Re: Zeitgeschichte: Zum 18ten Todestag von Willy Brand
geschrieben von Der-Waldler
Danke für diese schöne Erinnerung, Hafel.

Ich bin damals, 1968, aufgrund einer Rede von Willy in Essen/Ruhr in die SPD eingetreten, die ich in den 80er Jahren aber wieder verlassen habe (aber NICHT wegen Willy!).

Er fehlt. Ebenso wie manch andere verstorbene Politiker.

Wenn man diese Seichtschwimmer der heutigen Politiker-Generation sieht, die in allen Parteien das Sagen haben, wird mir so richtig bewusst, wie Willy und Co. uns fehlen. Selbst Wehner und Strauss fehlen mir manchmal...

Gruss

DW

pippa
pippa
Mitglied

Re: Zeitgeschichte: Zum 18ten Todestag von Willy Brand
geschrieben von pippa
als Antwort auf Der-Waldler vom 09.10.2010, 10:07:28
Ja, auch ich bin wegen ihm wieder in die SPD eingetreten, aus der ich in der Jugend "gegangen worden" war.

Wegen der ersten sog. Gesundheitsreform, habe ich die Partei allerdings wieder verlassen.

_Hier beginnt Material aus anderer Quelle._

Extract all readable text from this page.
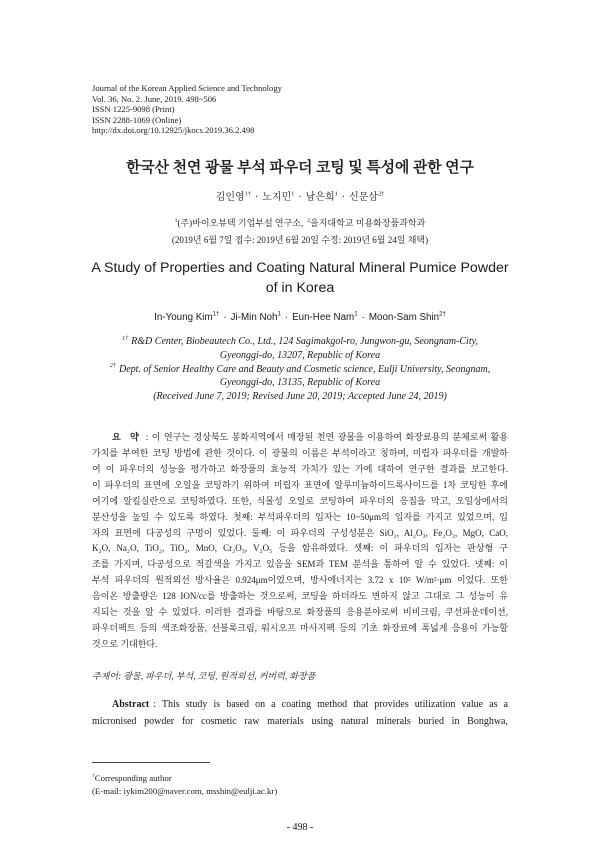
Journal of the Korean Applied Science and Technology
Vol. 36, No. 2. June, 2019. 498~506
ISSN 1225-9098 (Print)
ISSN 2288-1069 (Online)
http://dx.doi.org/10.12925/jkocs.2019.36.2.498
한국산 천연 광물 부석 파우더 코팅 및 특성에 관한 연구
김인영$^{1\dagger}$ · 노지민$^1$ · 남은희$^1$ · 신문삼$^{2\dagger}$
$^1$(주)바이오뷰텍 기업부설 연구소, $^2$을지대학교 미용화장품과학과
(2019년 6월 7일 접수: 2019년 6월 20일 수정: 2019년 6월 24일 채택)
A Study of Properties and Coating Natural Mineral Pumice Powder
of in Korea
In-Young Kim$^{1\dagger}$ · Ji-Min Noh$^1$ · Eun-Hee Nam$^1$ · Moon-Sam Shin$^{2\dagger}$
$^{1\dagger}$ R&D Center, Biobeautech Co., Ltd., 124 Sagimakgol-ro, Jungwon-gu, Seongnam-City,
Gyeonggi-do, 13207, Republic of Korea
$^{2\dagger}$ Dept. of Senior Healthy Care and Beauty and Cosmetic science, Eulji University, Seongnam,
Gyeonggi-do, 13135, Republic of Korea
(Received June 7, 2019; Revised June 20, 2019; Accepted June 24, 2019)
요 약 : 이 연구는 경상북도 봉화지역에서 매장된 천연 광물을 이용하여 화장료용의 분체로써 활용
가치를 부여한 코팅 방법에 관한 것이다. 이 광물의 이름은 부석이라고 칭하며, 미립자 파우더를 개발하
여 이 파우더의 성능을 평가하고 화장품의 효능적 가치가 있는 가에 대하여 연구한 결과를 보고한다.
이 파우더의 표면에 오일을 코팅하기 위하여 미립자 표면에 알루미늄하이드록사이드를 1차 코팅한 후에
여기에 알킬실란으로 코팅하였다. 또한, 식물성 오일로 코팅하여 파우더의 응집을 막고, 오일상에서의
분산성을 높일 수 있도록 하였다. 첫째: 부석파우더의 입자는 10~50μm의 입자를 가지고 있었으며, 입
자의 표면에 다공성의 구멍이 있었다. 둘째: 이 파우더의 구성성분은 SiO₂, Al₂O₃, Fe₂O₃, MgO, CaO,
K₂O, Na₂O, TiO₂, TiO₂, MnO, Cr₂O₃, V₂O₅ 등을 함유하였다. 셋째: 이 파우더의 입자는 판상형 구
조를 가지며, 다공성으로 적갈색을 가지고 있음을 SEM과 TEM 분석을 통하여 알 수 있었다. 넷째: 이
부석 파우더의 원적외선 방사율은 0.924μm이었으며, 방사에너지는 3.72 x 10² W/m²·μm 이었다. 또한
음이온 방출량은 128 ION/cc를 방출하는 것으로써, 코팅을 하더라도 변하지 않고 그대로 그 성능이 유
지되는 것을 알 수 있었다. 이러한 결과를 바탕으로 화장품의 응용분야로써 비비크림, 쿠션파운데이션,
파우더팩트 등의 색조화장품, 선블록크림, 워시오프 마사지팩 등의 기초 화장료에 폭넓게 응용이 가능할
것으로 기대한다.
주제어: 광물, 파우더, 부석, 코팅, 원적외선, 커버력, 화장품
Abstract : This study is based on a coating method that provides utilization value as a
micronised powder for cosmetic raw materials using natural minerals buried in Bonghwa,
†Corresponding author
(E-mail: iykim200@naver.com, msshin@eulji.ac.kr)
- 498 -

Noch heute hängt in meinem Keller ein Poster von dem auch von mir unvergessenen Willy Brand.
Div.(pippa)




Pippa

Re: Zeitgeschichte: Zum 18ten Todestag von Willy Brand
geschrieben von ehemaliges Mitglied
als Antwort auf Medea vom 08.10.2010, 08:12:48
"ich bau mir ein haus...aus den knochen von willy brand"...
foyer des arts.

und mit bestem recht...
ich weiß eigendlich garnicht was willy so tolles getan hat.
ging es der sozialdemokratie eigendlich immer nur um
den kampf GEGEN den sozialismus...
ich erinnere mich gut als unser willy vor hunderttausenden in bonn
gegen den nato doppelbeschluss schwadronierte den seine spd
gerade durchgepaukt hatte.
ich erinnere mich seiner zynischen einlassungen zum kpd verbot.
kein moderner pr-manager hätte ihn besser inszenieren können
bei seinem kniefall in warschau.
die ostverträge waren ...wie egon bahr heute einräumt...nur dazu da
den sozialismus zu kippen.
"mehr demokratie wagen"...war das gebot der stunde des kapitals...
war ihnen doch klar das die neuen märkte und produktionsanforderungen
nur erschlossen werden konnten jenseits des adenauer miefs.
es ist wie es ist...und es wird nicht mehr gut.
willy würde heute die ganze scheisse der agenda-spd mittragen
und zum ersten mai dagegen reden schwingen.
da es willy nicht mehr vergönnt ist...
übernehmen jetzt der dickliche gabriel und die fette nahles den job.
schön das man sich auf den verrat der sozialdemokratie zumindest verlassen kann.
traurig nur das du den unschuldigen teddy deiner tochter
in dieses unappetitliche schmierentheater mit reinziehen musstest.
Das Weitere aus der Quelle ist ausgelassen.